Remember: namespaces break DTD's

To me, there is a compelling argument for  associating descriptions of some
flavor, be it DTDs or schemata, with namespaces: namespaces as they stand
break DTD's.  There are contorted ways, perhaps, of validating documents that
use the namespace notations, but not anything that is usable in practice.  The
idea of a single DTD for a multiplicity of documents simply doesn't work when
that DTD needs to contain different names according to the prefixes of the
namespaces it applies to.  In other words, if document A uses foo:z to refer
to element z of namespace N while document B uses bar:z to refer to element z
of namespace N, then A requires the DTD to describe foo:z while B requires it
to describe bar:z.  Of course, what we really want in the DTD is simply a
description of z with no prefixes at all.

keshlam@us.ibm.com wrote:

> Attributes of the form
>
>      xmlns-binding:namespace-prefix="associated-uri-reference"
>
> would be taken as declaring that the associated-uri-reference was associate
> with the namespace signified by the previously declared namespace-prefix.
> For example:
>      <myns:foo
>           xmlns:myns="http://my.namespace.name.com"
>           xmlns-binding:myns="#"/>
>
> would bind the relative URI reference "#" to the namespace name
> "http://my.namespace.name.com".
>
> The interpretation of that binding is not specified at this time (since I'm
> just trying to show an alternative to using the namespace name directly,
> and the meaning of that is likewise is unspecified).

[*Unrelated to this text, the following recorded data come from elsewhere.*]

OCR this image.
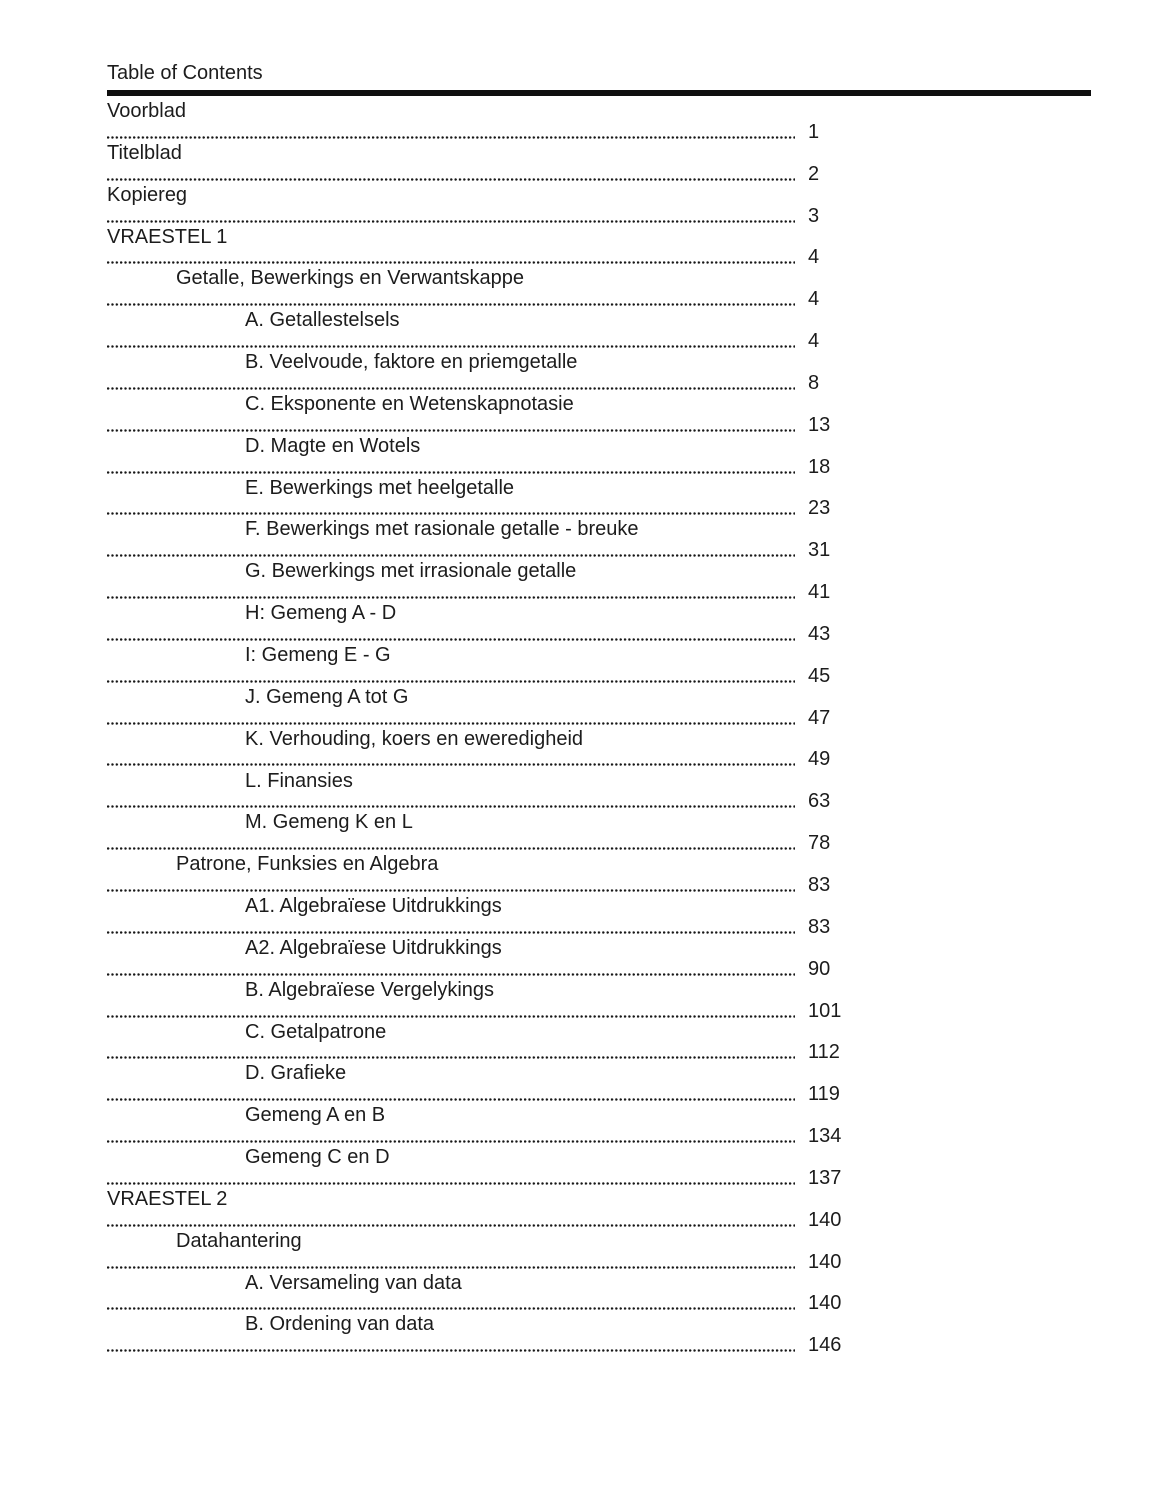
Table of Contents
Voorblad
1
Titelblad
2
Kopiereg
3
VRAESTEL 1
4
Getalle, Bewerkings en Verwantskappe
4
A. Getallestelsels
4
B. Veelvoude, faktore en priemgetalle
8
C. Eksponente en Wetenskapnotasie
13
D. Magte en Wotels
18
E. Bewerkings met heelgetalle
23
F. Bewerkings met rasionale getalle - breuke
31
G. Bewerkings met irrasionale getalle
41
H: Gemeng A - D
43
I: Gemeng E - G
45
J. Gemeng A tot G
47
K. Verhouding, koers en eweredigheid
49
L. Finansies
63
M. Gemeng K en L
78
Patrone, Funksies en Algebra
83
A1. Algebraïese Uitdrukkings
83
A2. Algebraïese Uitdrukkings
90
B. Algebraïese Vergelykings
101
C. Getalpatrone
112
D. Grafieke
119
Gemeng A en B
134
Gemeng C en D
137
VRAESTEL 2
140
Datahantering
140
A. Versameling van data
140
B. Ordening van data
146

That seems to me an excellent idea.  In particular, the xmlns-binding
mechanism could be used to specify a DTD whose names would be implicitly
prefixed with the namespace's prefix.  This arrangement works even when a
particular namespace is referred to within a single document via multiple
prefixes (and corresponding xmlns attributes); each prefix then defines an
implicit prefix for the DTD's names.

It appears that DTD's are somewhat out of fashion now, with schemata as the
intended replacement.   But remember -- they are still very much in XML 1.0.
In fact, they are the *only* type definition mechanism in XML 1.0.